Boeing disparu en Indonésie: la 2ème boîte noire retrouvée

Publié le à Jakarta (AFP)

Les autorités indonésiennes ont annoncé mercredi avoir retrouvé la deuxième boîte noire du Boeing de Sriwijaya Air qui s'était abîmé au large de l'Indonésie en janvier et dont les 62 passagers et membres d'équipage avaient été tués.

Cette boîte noire (CVR), qui contient des enregistrements des conversations de l'équipage et avec la tour de contrôle, pourrait apporter des éléments clés pour comprendre pourquoi l'appareil a disparu en mer quelques minutes après son décollage de Jakarta.

Le Boeing 737-500, a plongé de quelque 3.000 mètres en moins d'une minute le 9 janvier dernier dans la mer de Java.

Il y avait 50 passagers, dont 10 enfants et 12 membres d'équipage dans l'appareil à destination de Pontianak, une ville de la partie indonésienne de l'île de Bornéo.

Après des semaines de recherches, la boîte noire a été retrouvée mardi soir par un dragueur dans la boue qui recouvre le fond marin au large de Jakarta, ont annoncé les autorités indonésiennes au cours d'une conférence de presse.

- Une aiguille dans une botte de foin -

"C'était comme chercher une aiguille dans une botte de foin", a décrit Soerjanto Tjahjono, le chef de l'agence indonésienne de Sécurité des Transports.

"Sans le CVR, il aurait été très difficile de trouver la cause de l'accident de Sriwijaya Air", a-t-il souligné.

L'enregistreur, dans une coque de métal rouge, a été montré aux journalistes au port de Jakarta dans une boîte contenant de l'eau de mer.

Le CVR doit être transmis à un laboratoire qui effectuera une lecture des enregistrements et fournira une transcription aux enquêteurs, si toutefois il n'est pas trop endommagé.
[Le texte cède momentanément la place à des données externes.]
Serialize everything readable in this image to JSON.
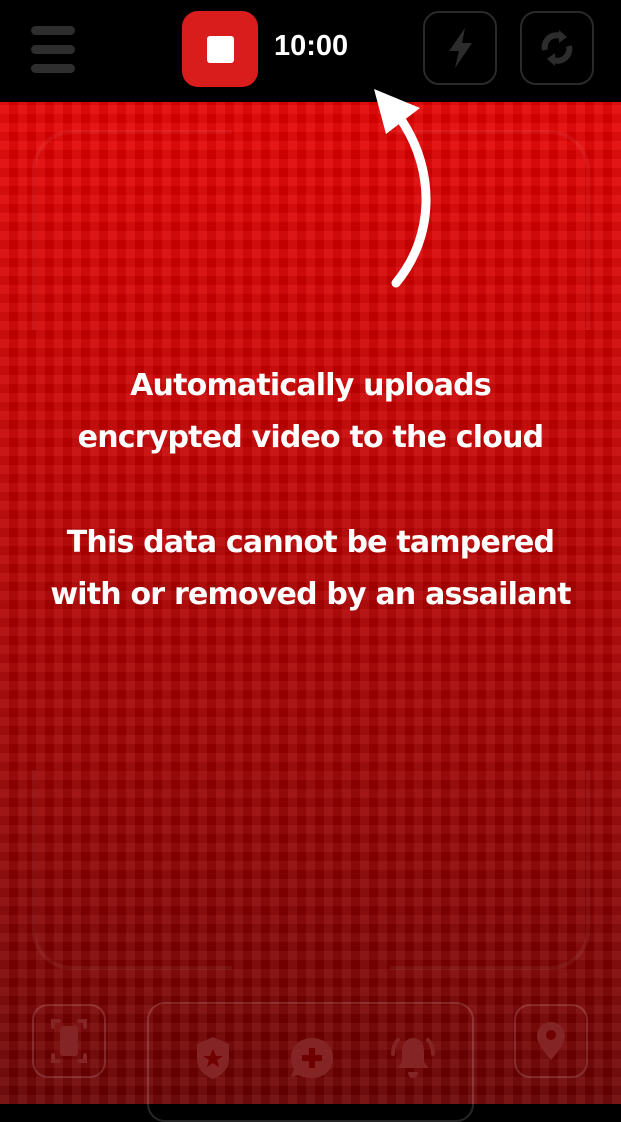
{
  "topbar": {
    "timer": "10:00",
    "icons": [
      "menu-icon",
      "stop-icon",
      "flash-icon",
      "switch-camera-icon"
    ]
  },
  "message": {
    "line1": "Automatically uploads",
    "line2": "encrypted video to the cloud",
    "line3": "This data cannot be tampered",
    "line4": "with or removed by an assailant"
  },
  "bottombar": {
    "icons": [
      "screen-capture-icon",
      "police-shield-icon",
      "medical-chat-icon",
      "alarm-bell-icon",
      "location-pin-icon"
    ]
  },
  "colors": {
    "accent": "#d91d1d",
    "background_top": "#e60000",
    "background_bottom": "#6a0000"
  }
}
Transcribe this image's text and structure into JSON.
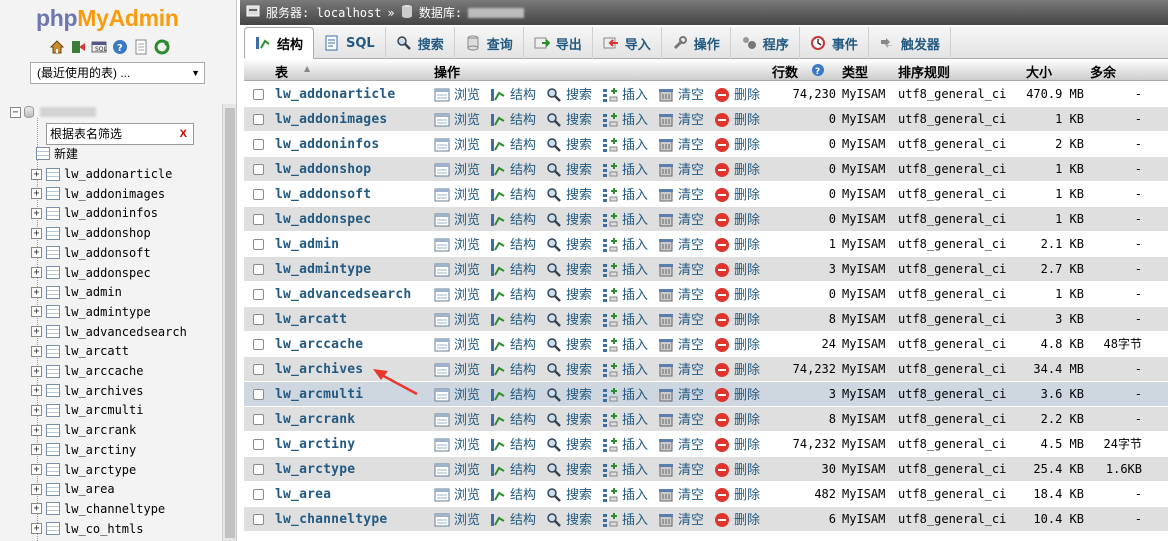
{
  "logo": {
    "part1": "php",
    "part2": "MyAdmin"
  },
  "recent": {
    "label": "(最近使用的表) ..."
  },
  "navtree": {
    "filter_placeholder": "根据表名筛选",
    "filter_clear": "X",
    "new_label": "新建",
    "tables": [
      "lw_addonarticle",
      "lw_addonimages",
      "lw_addoninfos",
      "lw_addonshop",
      "lw_addonsoft",
      "lw_addonspec",
      "lw_admin",
      "lw_admintype",
      "lw_advancedsearch",
      "lw_arcatt",
      "lw_arccache",
      "lw_archives",
      "lw_arcmulti",
      "lw_arcrank",
      "lw_arctiny",
      "lw_arctype",
      "lw_area",
      "lw_channeltype",
      "lw_co_htmls"
    ]
  },
  "breadcrumb": {
    "server_label": "服务器: localhost",
    "sep": "»",
    "db_label": "数据库:"
  },
  "tabs": [
    {
      "label": "结构",
      "icon": "structure-icon"
    },
    {
      "label": "SQL",
      "icon": "sql-icon"
    },
    {
      "label": "搜索",
      "icon": "search-icon"
    },
    {
      "label": "查询",
      "icon": "query-icon"
    },
    {
      "label": "导出",
      "icon": "export-icon"
    },
    {
      "label": "导入",
      "icon": "import-icon"
    },
    {
      "label": "操作",
      "icon": "wrench-icon"
    },
    {
      "label": "程序",
      "icon": "routines-icon"
    },
    {
      "label": "事件",
      "icon": "events-icon"
    },
    {
      "label": "触发器",
      "icon": "triggers-icon"
    }
  ],
  "table_header": {
    "table": "表",
    "action": "操作",
    "rows": "行数",
    "type": "类型",
    "collation": "排序规则",
    "size": "大小",
    "overhead": "多余"
  },
  "actions": {
    "browse": "浏览",
    "structure": "结构",
    "search": "搜索",
    "insert": "插入",
    "empty": "清空",
    "drop": "删除"
  },
  "rows": [
    {
      "name": "lw_addonarticle",
      "rows": "74,230",
      "type": "MyISAM",
      "collation": "utf8_general_ci",
      "size": "470.9 MB",
      "overhead": "-"
    },
    {
      "name": "lw_addonimages",
      "rows": "0",
      "type": "MyISAM",
      "collation": "utf8_general_ci",
      "size": "1 KB",
      "overhead": "-"
    },
    {
      "name": "lw_addoninfos",
      "rows": "0",
      "type": "MyISAM",
      "collation": "utf8_general_ci",
      "size": "2 KB",
      "overhead": "-"
    },
    {
      "name": "lw_addonshop",
      "rows": "0",
      "type": "MyISAM",
      "collation": "utf8_general_ci",
      "size": "1 KB",
      "overhead": "-"
    },
    {
      "name": "lw_addonsoft",
      "rows": "0",
      "type": "MyISAM",
      "collation": "utf8_general_ci",
      "size": "1 KB",
      "overhead": "-"
    },
    {
      "name": "lw_addonspec",
      "rows": "0",
      "type": "MyISAM",
      "collation": "utf8_general_ci",
      "size": "1 KB",
      "overhead": "-"
    },
    {
      "name": "lw_admin",
      "rows": "1",
      "type": "MyISAM",
      "collation": "utf8_general_ci",
      "size": "2.1 KB",
      "overhead": "-"
    },
    {
      "name": "lw_admintype",
      "rows": "3",
      "type": "MyISAM",
      "collation": "utf8_general_ci",
      "size": "2.7 KB",
      "overhead": "-"
    },
    {
      "name": "lw_advancedsearch",
      "rows": "0",
      "type": "MyISAM",
      "collation": "utf8_general_ci",
      "size": "1 KB",
      "overhead": "-"
    },
    {
      "name": "lw_arcatt",
      "rows": "8",
      "type": "MyISAM",
      "collation": "utf8_general_ci",
      "size": "3 KB",
      "overhead": "-"
    },
    {
      "name": "lw_arccache",
      "rows": "24",
      "type": "MyISAM",
      "collation": "utf8_general_ci",
      "size": "4.8 KB",
      "overhead": "48字节"
    },
    {
      "name": "lw_archives",
      "rows": "74,232",
      "type": "MyISAM",
      "collation": "utf8_general_ci",
      "size": "34.4 MB",
      "overhead": "-"
    },
    {
      "name": "lw_arcmulti",
      "rows": "3",
      "type": "MyISAM",
      "collation": "utf8_general_ci",
      "size": "3.6 KB",
      "overhead": "-"
    },
    {
      "name": "lw_arcrank",
      "rows": "8",
      "type": "MyISAM",
      "collation": "utf8_general_ci",
      "size": "2.2 KB",
      "overhead": "-"
    },
    {
      "name": "lw_arctiny",
      "rows": "74,232",
      "type": "MyISAM",
      "collation": "utf8_general_ci",
      "size": "4.5 MB",
      "overhead": "24字节"
    },
    {
      "name": "lw_arctype",
      "rows": "30",
      "type": "MyISAM",
      "collation": "utf8_general_ci",
      "size": "25.4 KB",
      "overhead": "1.6KB"
    },
    {
      "name": "lw_area",
      "rows": "482",
      "type": "MyISAM",
      "collation": "utf8_general_ci",
      "size": "18.4 KB",
      "overhead": "-"
    },
    {
      "name": "lw_channeltype",
      "rows": "6",
      "type": "MyISAM",
      "collation": "utf8_general_ci",
      "size": "10.4 KB",
      "overhead": "-"
    }
  ],
  "colors": {
    "link": "#235a81",
    "row_alt": "#dfdfdf",
    "row_hover": "#ced6e0",
    "annotation_arrow": "#e8372c"
  }
}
Selon un rapport préliminaire de l'agence indonésienne de sécurité des Transports publié en février, une "anomalie" des automanettes, qui gèrent la poussée de l'appareil, a été détectée.

Les documents de maintenance de l'avion montrent que les automanettes avaient été signalées comme défectueuses et réparées à deux reprises en janvier avant l'accident.

Mais d'autres facteurs sont aussi examinés, dont une possible erreur de pilotage.

L'équipage n'avait pas lancé d'alerte ni signalé de problème technique avant l'accident et l'appareil était probablement intact quand il a plongé dans l'eau, selon les enquêteurs.

L'agence a décrit les communications avec les contrôleurs aériens comme normales jusqu'à ce que l'appareil dévie sensiblement de sa trajectoire.

- Capitaine expérimenté -

L'équipage, avec à sa tête un capitaine expérimenté, n'a alors pas répondu aux questions répétées de la tour de contrôle pour une raison encore inconnue.

La zone relativement limitée où des débris ont été retrouvés et les informations de l'une des boîtes noires montrent que les réacteurs fonctionnaient toujours au moment de l'impact.

La première boîte noire, contenant les données des appareils de bord, avait été retrouvée peu après l'accident. Mais les recherches ont été beaucoup plus longues pour trouver la deuxième boîte noire, qui avait perdu sa balise, sur le fond marin.

Les plongeurs ont récupéré une grande quantité de débris de l'avion et 59 des 62 victimes ont été identifiées grâce à des restes humains.

L'avion, vieux de 26 ans, avait été opéré précédemment par les compagnies américaines Continental Airlines et United Airlines.

Cet accident est le premier mortel impliquant la compagnie indonésienne régionale Sriwijaya Air depuis ses débuts en 2013.

Mais le secteur aérien en Indonésie a régulièrement connu des tragédies ces dernières années.

En octobre 2018, 189 personnes sont mortes dans l'accident d'un Boeing 737 MAX de Lion Air qui s'est aussi abîmé dans la mer de Java, douze minutes après son décollage de Jakarta.

L'avion de Sriwijaya Air n'appartient pas à la nouvelle génération controversée de Boeing 737 MAX mais est un Boeing 737 "classique".